Solutions I was thinking of:

  1. privileged
  • With that it works, but for obvious reasons we don’t want to go with this solution.
  1. udev to the rescue
  • Use a udev rule and restart the container when the printer is plugged in.
  • The application would be killed ungraceful and restarted.
  • This needs to sit in the torizon-core base OS (mixing application/hardware/kernel-stuff).
  1. device-cgroup-rule
  • I found this hint on your “How to Use GPIO on Torizon OS” article
  • On docker documentation they talk about having a udev rule with executing ‘mknod’ inside the container
  • docker run | Docker Docs
  • Having still the need for udev for ‘mknod’ means still a workaround to me.

So back to the question: What way do you recomment of mounting a pluggable USB device into a container. I want to be able to handle it from my application if it is there or not, so that I don’t have to mix application development with the base Torizon OS.

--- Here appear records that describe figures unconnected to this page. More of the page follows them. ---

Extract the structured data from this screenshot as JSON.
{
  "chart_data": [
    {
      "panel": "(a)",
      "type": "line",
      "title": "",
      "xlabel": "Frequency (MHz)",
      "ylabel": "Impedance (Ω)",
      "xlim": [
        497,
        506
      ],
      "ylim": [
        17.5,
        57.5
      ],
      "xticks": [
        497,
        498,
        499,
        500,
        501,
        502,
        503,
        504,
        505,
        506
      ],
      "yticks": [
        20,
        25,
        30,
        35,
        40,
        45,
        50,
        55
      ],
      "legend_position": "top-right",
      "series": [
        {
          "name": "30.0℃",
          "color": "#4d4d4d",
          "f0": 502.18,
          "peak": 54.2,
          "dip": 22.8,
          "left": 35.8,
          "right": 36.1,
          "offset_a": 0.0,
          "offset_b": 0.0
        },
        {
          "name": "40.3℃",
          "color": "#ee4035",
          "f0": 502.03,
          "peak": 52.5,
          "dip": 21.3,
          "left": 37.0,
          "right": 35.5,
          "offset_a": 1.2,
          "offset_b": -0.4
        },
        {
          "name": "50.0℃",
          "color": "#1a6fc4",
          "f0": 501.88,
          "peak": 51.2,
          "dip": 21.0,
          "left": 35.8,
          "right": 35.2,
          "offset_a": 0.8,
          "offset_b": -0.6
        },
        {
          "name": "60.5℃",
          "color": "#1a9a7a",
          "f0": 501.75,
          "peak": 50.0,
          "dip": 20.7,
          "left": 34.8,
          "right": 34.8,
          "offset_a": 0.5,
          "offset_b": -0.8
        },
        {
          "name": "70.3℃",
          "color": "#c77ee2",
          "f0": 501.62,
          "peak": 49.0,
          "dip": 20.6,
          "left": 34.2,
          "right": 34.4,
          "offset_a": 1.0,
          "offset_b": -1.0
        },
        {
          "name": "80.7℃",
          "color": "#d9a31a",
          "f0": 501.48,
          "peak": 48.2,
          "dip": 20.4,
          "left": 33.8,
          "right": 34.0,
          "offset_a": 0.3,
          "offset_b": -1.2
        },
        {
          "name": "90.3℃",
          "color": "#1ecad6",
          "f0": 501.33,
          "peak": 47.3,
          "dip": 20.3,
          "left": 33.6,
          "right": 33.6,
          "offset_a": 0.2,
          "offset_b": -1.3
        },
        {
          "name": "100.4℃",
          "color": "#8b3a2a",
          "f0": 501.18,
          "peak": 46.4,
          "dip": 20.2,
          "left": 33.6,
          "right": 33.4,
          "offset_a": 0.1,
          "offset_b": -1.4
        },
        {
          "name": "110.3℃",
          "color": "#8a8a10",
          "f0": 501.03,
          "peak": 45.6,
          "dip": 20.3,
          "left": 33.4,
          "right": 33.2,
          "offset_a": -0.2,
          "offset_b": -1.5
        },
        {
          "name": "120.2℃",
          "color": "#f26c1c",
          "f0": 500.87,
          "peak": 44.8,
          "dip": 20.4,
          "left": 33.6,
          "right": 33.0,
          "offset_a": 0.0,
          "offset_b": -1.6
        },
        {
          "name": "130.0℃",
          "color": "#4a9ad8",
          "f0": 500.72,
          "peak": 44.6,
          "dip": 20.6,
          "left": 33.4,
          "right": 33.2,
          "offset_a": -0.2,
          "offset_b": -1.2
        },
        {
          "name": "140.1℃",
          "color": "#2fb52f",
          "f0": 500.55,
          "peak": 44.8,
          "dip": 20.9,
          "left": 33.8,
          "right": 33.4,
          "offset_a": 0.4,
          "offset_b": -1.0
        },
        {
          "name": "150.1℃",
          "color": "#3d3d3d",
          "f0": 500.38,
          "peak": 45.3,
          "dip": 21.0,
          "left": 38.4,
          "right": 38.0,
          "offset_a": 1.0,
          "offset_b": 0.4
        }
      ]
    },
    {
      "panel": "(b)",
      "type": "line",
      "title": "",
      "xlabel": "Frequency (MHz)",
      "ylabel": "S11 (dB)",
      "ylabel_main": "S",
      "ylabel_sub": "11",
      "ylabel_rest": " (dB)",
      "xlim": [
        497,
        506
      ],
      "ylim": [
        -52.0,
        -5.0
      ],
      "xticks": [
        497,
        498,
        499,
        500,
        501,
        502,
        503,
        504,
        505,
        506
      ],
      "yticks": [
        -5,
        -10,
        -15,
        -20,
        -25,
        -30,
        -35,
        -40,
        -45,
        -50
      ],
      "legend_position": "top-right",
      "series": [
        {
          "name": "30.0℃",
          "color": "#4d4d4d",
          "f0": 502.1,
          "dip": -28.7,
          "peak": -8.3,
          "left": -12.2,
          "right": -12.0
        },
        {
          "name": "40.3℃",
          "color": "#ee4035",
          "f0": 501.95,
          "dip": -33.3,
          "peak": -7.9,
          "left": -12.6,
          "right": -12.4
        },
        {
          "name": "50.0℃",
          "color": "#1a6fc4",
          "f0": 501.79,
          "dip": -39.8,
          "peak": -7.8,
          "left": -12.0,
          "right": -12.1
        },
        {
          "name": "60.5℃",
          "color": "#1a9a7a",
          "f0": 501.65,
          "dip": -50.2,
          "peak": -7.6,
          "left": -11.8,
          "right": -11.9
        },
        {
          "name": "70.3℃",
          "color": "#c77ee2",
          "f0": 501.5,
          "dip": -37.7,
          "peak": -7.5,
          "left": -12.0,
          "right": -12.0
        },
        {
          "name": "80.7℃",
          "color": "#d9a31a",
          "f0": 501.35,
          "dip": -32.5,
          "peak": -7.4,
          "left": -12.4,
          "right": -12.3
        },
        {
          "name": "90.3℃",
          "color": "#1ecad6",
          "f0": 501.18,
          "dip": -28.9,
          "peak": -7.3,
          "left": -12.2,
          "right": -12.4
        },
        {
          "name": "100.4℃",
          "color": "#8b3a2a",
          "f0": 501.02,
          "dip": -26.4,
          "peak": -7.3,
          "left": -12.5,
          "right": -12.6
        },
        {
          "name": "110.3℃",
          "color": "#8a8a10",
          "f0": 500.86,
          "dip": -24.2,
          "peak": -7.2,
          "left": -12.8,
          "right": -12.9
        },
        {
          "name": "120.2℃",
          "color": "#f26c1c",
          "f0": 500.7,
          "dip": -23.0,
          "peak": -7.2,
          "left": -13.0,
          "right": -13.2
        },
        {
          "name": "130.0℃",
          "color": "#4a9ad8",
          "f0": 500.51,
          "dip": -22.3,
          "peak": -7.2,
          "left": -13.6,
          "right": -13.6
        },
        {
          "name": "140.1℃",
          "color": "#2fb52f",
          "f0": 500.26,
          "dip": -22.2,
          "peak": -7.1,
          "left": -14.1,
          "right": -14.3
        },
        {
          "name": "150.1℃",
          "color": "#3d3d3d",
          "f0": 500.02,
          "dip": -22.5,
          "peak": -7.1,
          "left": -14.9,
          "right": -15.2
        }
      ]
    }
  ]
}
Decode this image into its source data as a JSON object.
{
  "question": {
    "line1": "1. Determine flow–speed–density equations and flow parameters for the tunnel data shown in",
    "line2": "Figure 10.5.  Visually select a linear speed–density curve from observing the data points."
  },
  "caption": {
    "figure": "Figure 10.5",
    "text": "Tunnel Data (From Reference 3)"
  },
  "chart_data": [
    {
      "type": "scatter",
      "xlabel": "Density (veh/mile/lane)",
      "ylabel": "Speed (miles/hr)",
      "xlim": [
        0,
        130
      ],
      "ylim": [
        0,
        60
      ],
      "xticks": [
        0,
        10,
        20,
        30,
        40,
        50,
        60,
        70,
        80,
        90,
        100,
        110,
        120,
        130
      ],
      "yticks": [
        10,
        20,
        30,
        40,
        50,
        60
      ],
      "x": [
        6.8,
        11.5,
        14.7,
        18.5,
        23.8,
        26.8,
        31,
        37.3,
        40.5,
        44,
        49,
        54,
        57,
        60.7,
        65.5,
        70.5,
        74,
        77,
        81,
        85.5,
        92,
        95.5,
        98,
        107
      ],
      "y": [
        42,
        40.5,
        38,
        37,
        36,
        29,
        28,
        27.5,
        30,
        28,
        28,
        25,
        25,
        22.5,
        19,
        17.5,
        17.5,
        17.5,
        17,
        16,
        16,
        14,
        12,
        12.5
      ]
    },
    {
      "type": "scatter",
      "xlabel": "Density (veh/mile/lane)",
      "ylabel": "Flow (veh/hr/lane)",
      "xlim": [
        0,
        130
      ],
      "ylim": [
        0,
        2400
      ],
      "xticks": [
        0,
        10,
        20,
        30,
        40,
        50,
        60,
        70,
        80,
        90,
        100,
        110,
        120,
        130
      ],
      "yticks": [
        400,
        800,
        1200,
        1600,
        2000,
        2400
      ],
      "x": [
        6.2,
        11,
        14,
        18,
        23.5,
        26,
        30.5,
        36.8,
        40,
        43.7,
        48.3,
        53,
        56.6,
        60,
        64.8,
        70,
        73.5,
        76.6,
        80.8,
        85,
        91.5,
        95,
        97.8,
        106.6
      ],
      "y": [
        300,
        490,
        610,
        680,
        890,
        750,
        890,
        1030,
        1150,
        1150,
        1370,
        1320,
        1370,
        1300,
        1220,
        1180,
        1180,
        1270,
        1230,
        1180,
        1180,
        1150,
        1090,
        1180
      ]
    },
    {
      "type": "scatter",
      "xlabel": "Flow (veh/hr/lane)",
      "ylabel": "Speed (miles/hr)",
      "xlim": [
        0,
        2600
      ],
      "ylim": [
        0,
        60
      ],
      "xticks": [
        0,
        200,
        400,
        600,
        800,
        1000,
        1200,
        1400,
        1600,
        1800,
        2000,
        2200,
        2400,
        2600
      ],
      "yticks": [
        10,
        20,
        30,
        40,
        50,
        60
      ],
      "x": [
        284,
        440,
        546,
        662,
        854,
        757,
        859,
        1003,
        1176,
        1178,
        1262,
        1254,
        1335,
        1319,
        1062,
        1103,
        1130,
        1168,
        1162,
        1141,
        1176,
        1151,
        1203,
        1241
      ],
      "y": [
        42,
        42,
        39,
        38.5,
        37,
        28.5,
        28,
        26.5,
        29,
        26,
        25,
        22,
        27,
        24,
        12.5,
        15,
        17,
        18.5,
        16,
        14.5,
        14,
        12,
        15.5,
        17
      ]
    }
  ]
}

Thanks in advnace for your answer!
Philippe

Edit: We tried out 3. and it worked! However: Is there really no simpler solution? Especially one that does not need udev to be involved :see_no_evil:. Maybe podman would have a solution :slight_smile: ?

We added in docker-compose.yml:

device_cgroup_rules:
      - 'c 180:* rwm'

Then after connecting the USB printer:

docker exec torizon-climateprodtestapp-debug-1 mkdir /dev/usb
docker exec torizon-climateprodtestapp-debug-1 mknod /dev/usb/lp0 c 180 0
docker exec torizon-climateprodtestapp-debug-1 chown root:lp /dev/usb/lp0
docker exec torizon-climateprodtestapp-debug-1 chmod 660 /dev/usb/lp0

Greetings @philschenker,

Alright, just to make sure I understand. In generic terms you have a USB device that may or may not be attached when the container starts. Either way you’d want it to be recognized in the container. Furthermore, this USB device can be removed or attached at any time, is that more or less correct?

One thing you could try is setting up a volume/bind-mount with the “bind-propagation” property as described here: Configuring docker dynamic USB memory access with --mount option in VS Code Torizon Extension

More info on this property from Docker: Bind mounts | Docker Docs

I’ve used this before with a USB drive and it allowed me to access the contents of my USB drive even when plugging it in, after my container has started. Perhaps it would help similarly for USB devices in general.

Best Regards,
Jeremias

Hi Jeremias,

You understood exactly what I meant. Your hint with the bind-mount is very good! thank you!
We now went with the tedious udev workaround as we needed something that works.

I will for sure try this out and if I don’t forget report back if it worked and how.

Best Regards,
Philippe

Glad I was able to provide a hint. If you get a chance to try this let me know the results. As I said before I only really used this method with mountable USB drives before, so I’m unsure if it’s generally applicable to all USB devices.